At close enough to 550 pages long, BLACK MAN is a thumping big tome.  Love interests that really work; social observation that is as valid for today as it seems it could be in the future; human foibles and frailty in all it's "glory"; I laughed, cringed, sniffled, cheered and read bits peaking through my fingers. No padding, fast paced, totally absorbing with a lot going on - there's some great things being said by BLACK MAN. 

BOOK DETAILS
BOOK INFORMATION
ISBN
9780575075139
Year of Publication
BLURB

The future isn’t what it used to be since Richard K. Morgan arrived on the scene. He unleashed Takeshi Kovacs–private eye, soldier of fortune, and all-purpose antihero–into the body-swapping, hard-boiled, urban jungle of tomorrow in Altered Carbon, Broken Angels, and Woken Furies, winning the Philip K. Dick Award in the process. In Market Forces, he launched corporate gladiator Chris Faulkner into the brave new business of war-for-profit. Now, in Thirteen, Morgan radically reshapes and recharges science fiction yet again, with a new and unforgettable hero in Carl Marsalis: hybrid, hired gun, and a man without a country . . . or a planet. 

Marsalis is one of a new breed. Literally. Genetically engineered by the U.S. government to embody the naked aggression and primal survival skills that centuries of civilization have erased from humankind, Thirteens were intended to be the ultimate military fighting force.
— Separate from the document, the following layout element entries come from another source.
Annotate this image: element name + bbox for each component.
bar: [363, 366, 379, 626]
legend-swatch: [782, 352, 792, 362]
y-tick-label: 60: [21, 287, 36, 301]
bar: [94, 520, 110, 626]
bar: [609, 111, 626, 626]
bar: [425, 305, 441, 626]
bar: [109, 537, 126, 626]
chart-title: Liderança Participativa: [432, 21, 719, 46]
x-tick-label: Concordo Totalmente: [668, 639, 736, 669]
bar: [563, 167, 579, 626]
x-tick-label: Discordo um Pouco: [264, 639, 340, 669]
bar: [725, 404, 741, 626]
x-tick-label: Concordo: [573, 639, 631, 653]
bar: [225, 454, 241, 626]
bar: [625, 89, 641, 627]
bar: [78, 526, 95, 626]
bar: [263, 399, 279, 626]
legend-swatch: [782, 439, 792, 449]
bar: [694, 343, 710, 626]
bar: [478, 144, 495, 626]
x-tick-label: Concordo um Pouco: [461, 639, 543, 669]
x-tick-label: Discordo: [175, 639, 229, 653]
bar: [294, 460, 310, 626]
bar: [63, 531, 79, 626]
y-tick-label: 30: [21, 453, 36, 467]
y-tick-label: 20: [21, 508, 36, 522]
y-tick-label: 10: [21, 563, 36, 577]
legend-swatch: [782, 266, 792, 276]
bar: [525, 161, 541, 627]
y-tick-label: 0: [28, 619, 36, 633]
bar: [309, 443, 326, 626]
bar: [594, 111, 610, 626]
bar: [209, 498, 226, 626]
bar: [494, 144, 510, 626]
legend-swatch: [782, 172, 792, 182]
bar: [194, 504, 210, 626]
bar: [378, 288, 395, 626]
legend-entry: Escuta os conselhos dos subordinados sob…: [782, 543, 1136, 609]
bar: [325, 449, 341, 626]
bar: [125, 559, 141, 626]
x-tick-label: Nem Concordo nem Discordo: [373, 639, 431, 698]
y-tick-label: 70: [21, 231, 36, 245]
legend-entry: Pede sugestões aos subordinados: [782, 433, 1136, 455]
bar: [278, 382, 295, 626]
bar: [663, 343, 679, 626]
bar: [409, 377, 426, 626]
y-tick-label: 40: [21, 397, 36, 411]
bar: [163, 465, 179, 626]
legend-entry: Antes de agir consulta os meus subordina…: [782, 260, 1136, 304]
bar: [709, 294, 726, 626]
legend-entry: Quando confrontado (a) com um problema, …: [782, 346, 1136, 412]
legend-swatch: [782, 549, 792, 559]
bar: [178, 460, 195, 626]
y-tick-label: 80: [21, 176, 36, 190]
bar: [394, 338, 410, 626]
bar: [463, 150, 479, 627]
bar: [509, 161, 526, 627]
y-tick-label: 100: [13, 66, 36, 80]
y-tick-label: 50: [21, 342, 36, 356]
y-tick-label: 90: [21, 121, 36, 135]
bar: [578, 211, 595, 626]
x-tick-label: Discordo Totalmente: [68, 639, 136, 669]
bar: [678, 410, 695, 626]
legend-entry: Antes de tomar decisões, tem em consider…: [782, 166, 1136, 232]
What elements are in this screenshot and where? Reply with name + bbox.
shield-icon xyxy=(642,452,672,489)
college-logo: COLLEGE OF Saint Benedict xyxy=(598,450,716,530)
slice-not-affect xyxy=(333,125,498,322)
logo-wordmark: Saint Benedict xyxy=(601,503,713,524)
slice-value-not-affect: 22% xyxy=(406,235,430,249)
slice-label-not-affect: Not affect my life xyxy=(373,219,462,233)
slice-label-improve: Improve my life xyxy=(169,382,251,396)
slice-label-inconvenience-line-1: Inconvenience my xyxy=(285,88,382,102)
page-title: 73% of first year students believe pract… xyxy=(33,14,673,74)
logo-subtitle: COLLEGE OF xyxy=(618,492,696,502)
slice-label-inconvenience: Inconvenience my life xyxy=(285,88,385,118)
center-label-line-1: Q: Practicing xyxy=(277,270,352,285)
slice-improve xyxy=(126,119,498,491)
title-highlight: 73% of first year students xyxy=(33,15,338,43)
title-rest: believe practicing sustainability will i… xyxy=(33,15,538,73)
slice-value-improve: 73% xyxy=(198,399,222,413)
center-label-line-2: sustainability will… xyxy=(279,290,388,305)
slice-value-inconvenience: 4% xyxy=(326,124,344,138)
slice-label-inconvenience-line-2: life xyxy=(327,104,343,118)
The project was scuttled, however, when a fearful public branded the supersoldiers dangerous mutants, dooming the Thirteens to forced exile on Earth’s distant, desolate Mars colony. But Marsalis found a way to slip back–and into a lucrative living as a bounty hunter and hit man before a police sting landed him in prison–a fate worse than Mars, and much more dangerous. 

Luckily, his “enhanced” life also seems to be a charmed one. A new chance at freedom beckons, courtesy of the government. All Marsalis has to do is use his superior skills to bring in another fugitive. But this one is no common criminal. He’s another Thirteen–one who’s already shanghaied a space shuttle, butchered its crew, and left a trail of bodies in his wake on a bloody cross-country spree. And like his pursuer, he was bred to fight to the death. Still, there’s no question Marsalis will take the job. Though it will draw him deep into violence, treachery, corruption, and painful confrontation with himself, anything is better than remaining a prisoner. The real question is: can he remain sane–and alive–long enough to succeed?